Ingredion, which provides over 1,000 ingredients to large CPGs and smaller local businesses worldwide, increased its investment in plant-based ingredients to $185 million by the end of 2020 to capture growth in this segment. The ingredient sector has also seen significant mergers and acquisitions as companies seek to enhance their research and development capabilities and produce new ingredients more efficiently.
For instance, last December, DuPont announced a merger of its nutrition business with International Flavors & Fragrances in a deal valued at $26.2 billion, creating a powerhouse in taste, texture, nutrition, enzymes, cultures, soy proteins, and probiotics.
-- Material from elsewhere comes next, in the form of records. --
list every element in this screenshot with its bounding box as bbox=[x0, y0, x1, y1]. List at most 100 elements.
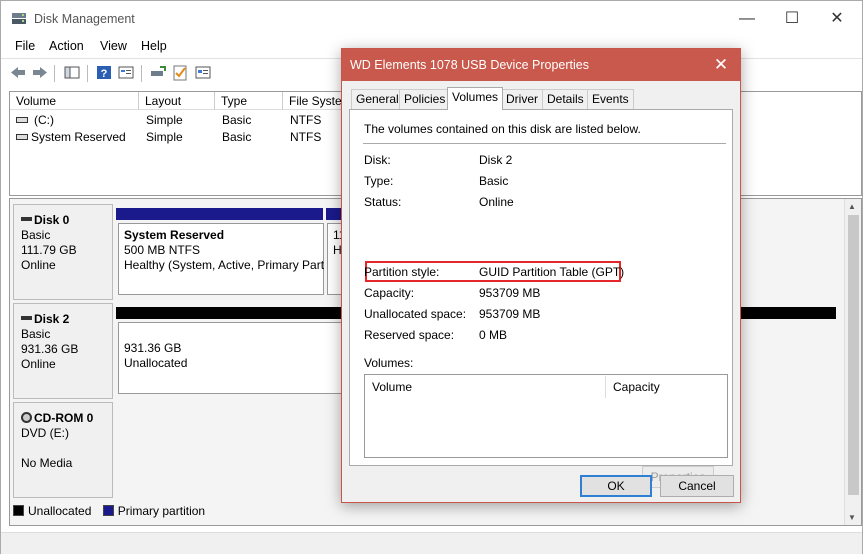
partition-status: Healthy (System, Active, Primary Part bbox=[124, 258, 325, 272]
disk-0-label[interactable]: Disk 0 Basic 111.79 GB Online bbox=[13, 204, 113, 300]
minimize-button[interactable]: — bbox=[727, 7, 767, 31]
volume-drive-icon bbox=[16, 117, 28, 123]
disk-type: Basic bbox=[21, 228, 51, 242]
disk-type: DVD (E:) bbox=[21, 426, 69, 440]
table-row[interactable]: (C:) Simple Basic NTFS bbox=[10, 112, 343, 128]
volume-layout: Simple bbox=[146, 113, 183, 127]
tab-volumes[interactable]: Volumes bbox=[447, 87, 504, 110]
volume-drive-icon bbox=[16, 134, 28, 140]
device-properties-dialog: WD Elements 1078 USB Device Properties ✕… bbox=[341, 48, 741, 503]
primary-partition-bar bbox=[116, 208, 323, 220]
column-header-file-system[interactable]: File System bbox=[283, 92, 343, 110]
disk-2-label[interactable]: Disk 2 Basic 931.36 GB Online bbox=[13, 303, 113, 399]
disk-icon bbox=[21, 316, 32, 320]
legend-swatch-unallocated bbox=[13, 505, 24, 516]
disk-status: No Media bbox=[21, 456, 73, 470]
scroll-up-icon[interactable]: ▲ bbox=[848, 202, 856, 211]
column-header-layout[interactable]: Layout bbox=[139, 92, 215, 110]
menu-action[interactable]: Action bbox=[49, 39, 84, 53]
field-label: Partition style: bbox=[364, 265, 440, 279]
menu-view[interactable]: View bbox=[100, 39, 127, 53]
cdrom-0-label[interactable]: CD-ROM 0 DVD (E:) No Media bbox=[13, 402, 113, 498]
partition-status: Unallocated bbox=[124, 356, 188, 370]
close-button[interactable]: ✕ bbox=[817, 7, 857, 31]
window-title: Disk Management bbox=[34, 12, 135, 26]
ok-button[interactable]: OK bbox=[580, 475, 652, 497]
divider bbox=[363, 143, 726, 144]
column-header-volume[interactable]: Volume bbox=[10, 92, 139, 110]
field-value: 953709 MB bbox=[479, 286, 541, 300]
partition-size: 931.36 GB bbox=[124, 341, 182, 355]
checklist-icon[interactable] bbox=[171, 64, 189, 81]
volumes-label: Volumes: bbox=[364, 356, 414, 370]
settings-window-icon[interactable] bbox=[194, 64, 212, 81]
field-value: Online bbox=[479, 195, 514, 209]
disk-size: 931.36 GB bbox=[21, 342, 79, 356]
toolbar-separator bbox=[141, 65, 142, 82]
scroll-down-icon[interactable]: ▼ bbox=[848, 513, 856, 522]
connect-drive-icon[interactable] bbox=[149, 64, 167, 81]
scrollbar-thumb[interactable] bbox=[848, 215, 859, 495]
field-label: Status: bbox=[364, 195, 402, 209]
legend: Unallocated Primary partition bbox=[13, 504, 205, 520]
toolbar-separator bbox=[54, 65, 55, 82]
volume-layout: Simple bbox=[146, 130, 183, 144]
disk-icon bbox=[21, 217, 32, 221]
forward-arrow-icon[interactable] bbox=[31, 64, 49, 81]
disk-map-scrollbar[interactable]: ▲ ▼ bbox=[844, 199, 861, 525]
volume-name: (C:) bbox=[34, 113, 54, 127]
volume-type: Basic bbox=[222, 113, 252, 127]
field-value: Disk 2 bbox=[479, 153, 513, 167]
disk-name: Disk 2 bbox=[34, 312, 70, 326]
tab-policies[interactable]: Policies bbox=[399, 89, 451, 109]
svg-text:?: ? bbox=[101, 68, 108, 80]
status-bar bbox=[1, 532, 862, 554]
volumes-tab-panel: The volumes contained on this disk are l… bbox=[349, 109, 733, 488]
disk-name: Disk 0 bbox=[34, 213, 70, 227]
dialog-close-button[interactable]: ✕ bbox=[708, 53, 734, 77]
title-bar: Disk Management — ☐ ✕ bbox=[1, 1, 862, 35]
menu-file[interactable]: File bbox=[15, 39, 35, 53]
disk-status: Online bbox=[21, 357, 56, 371]
field-value: 953709 MB bbox=[479, 307, 541, 321]
legend-label: Primary partition bbox=[117, 504, 206, 518]
help-icon[interactable]: ? bbox=[95, 64, 113, 81]
tab-events[interactable]: Events bbox=[587, 89, 634, 109]
field-value: Basic bbox=[479, 174, 509, 188]
dialog-title: WD Elements 1078 USB Device Properties bbox=[350, 58, 589, 72]
back-arrow-icon[interactable] bbox=[9, 64, 27, 81]
dialog-title-bar: WD Elements 1078 USB Device Properties ✕ bbox=[342, 49, 740, 81]
table-row[interactable]: System Reserved Simple Basic NTFS bbox=[10, 129, 343, 145]
field-label: Reserved space: bbox=[364, 328, 455, 342]
legend-label: Unallocated bbox=[28, 504, 92, 518]
field-label: Unallocated space: bbox=[364, 307, 467, 321]
maximize-button[interactable]: ☐ bbox=[772, 7, 812, 31]
tab-driver[interactable]: Driver bbox=[501, 89, 543, 109]
field-label: Disk: bbox=[364, 153, 391, 167]
column-header-capacity[interactable]: Capacity bbox=[606, 376, 726, 398]
toolbar-separator bbox=[87, 65, 88, 82]
tab-general[interactable]: General bbox=[351, 89, 404, 109]
column-header-type[interactable]: Type bbox=[215, 92, 283, 110]
disk-status: Online bbox=[21, 258, 56, 272]
partition-title: System Reserved bbox=[124, 228, 225, 242]
partition-unallocated[interactable]: 931.36 GB Unallocated bbox=[118, 322, 348, 394]
tab-details[interactable]: Details bbox=[542, 89, 589, 109]
volume-type: Basic bbox=[222, 130, 252, 144]
menu-help[interactable]: Help bbox=[141, 39, 167, 53]
partition-status: H bbox=[333, 243, 342, 257]
cancel-button[interactable]: Cancel bbox=[660, 475, 734, 497]
column-header-volume[interactable]: Volume bbox=[365, 376, 606, 398]
volume-fs: NTFS bbox=[290, 130, 322, 144]
partition-size: 11 bbox=[333, 228, 346, 242]
field-label: Type: bbox=[364, 174, 394, 188]
volumes-list[interactable]: Volume Capacity bbox=[364, 374, 728, 458]
disk-size bbox=[21, 441, 112, 456]
cd-icon bbox=[21, 412, 32, 423]
partition-system-reserved[interactable]: System Reserved 500 MB NTFS Healthy (Sys… bbox=[118, 223, 324, 295]
legend-swatch-primary bbox=[102, 505, 114, 516]
properties-view-icon[interactable] bbox=[117, 64, 135, 81]
disk-name: CD-ROM 0 bbox=[34, 411, 94, 425]
show-hide-console-tree-icon[interactable] bbox=[63, 64, 81, 81]
disk-size: 111.79 GB bbox=[21, 243, 77, 257]
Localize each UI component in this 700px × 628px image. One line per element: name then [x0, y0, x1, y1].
This trend is supported by Allied Market Research, which reported that the global flavors market for food and beverages was worth $13.2 billion in 2017 and is projected to reach $20.1 billion by 2025, with a compound annual growth rate of 5.4%.
Ingredion has also expanded its portfolio through strategic acquisitions, including the purchase of Sun Flour Industry and TIC Gums in 2017, and Western Polymer in 2019. Zallie indicated that Ingredion is open to pursuing both smaller bolt-on deals and larger mergers and acquisitions that align with its growth objectives in starch-based texturizers, clean ingredients, plant-based proteins, sugar reduction, and specialty sweeteners and food systems.
In this evolving landscape, the pricing of ingredients such as Kirkland calcium citrate magnesium and zinc becomes increasingly relevant, as companies strive to balance cost with innovation and quality in their product offerings.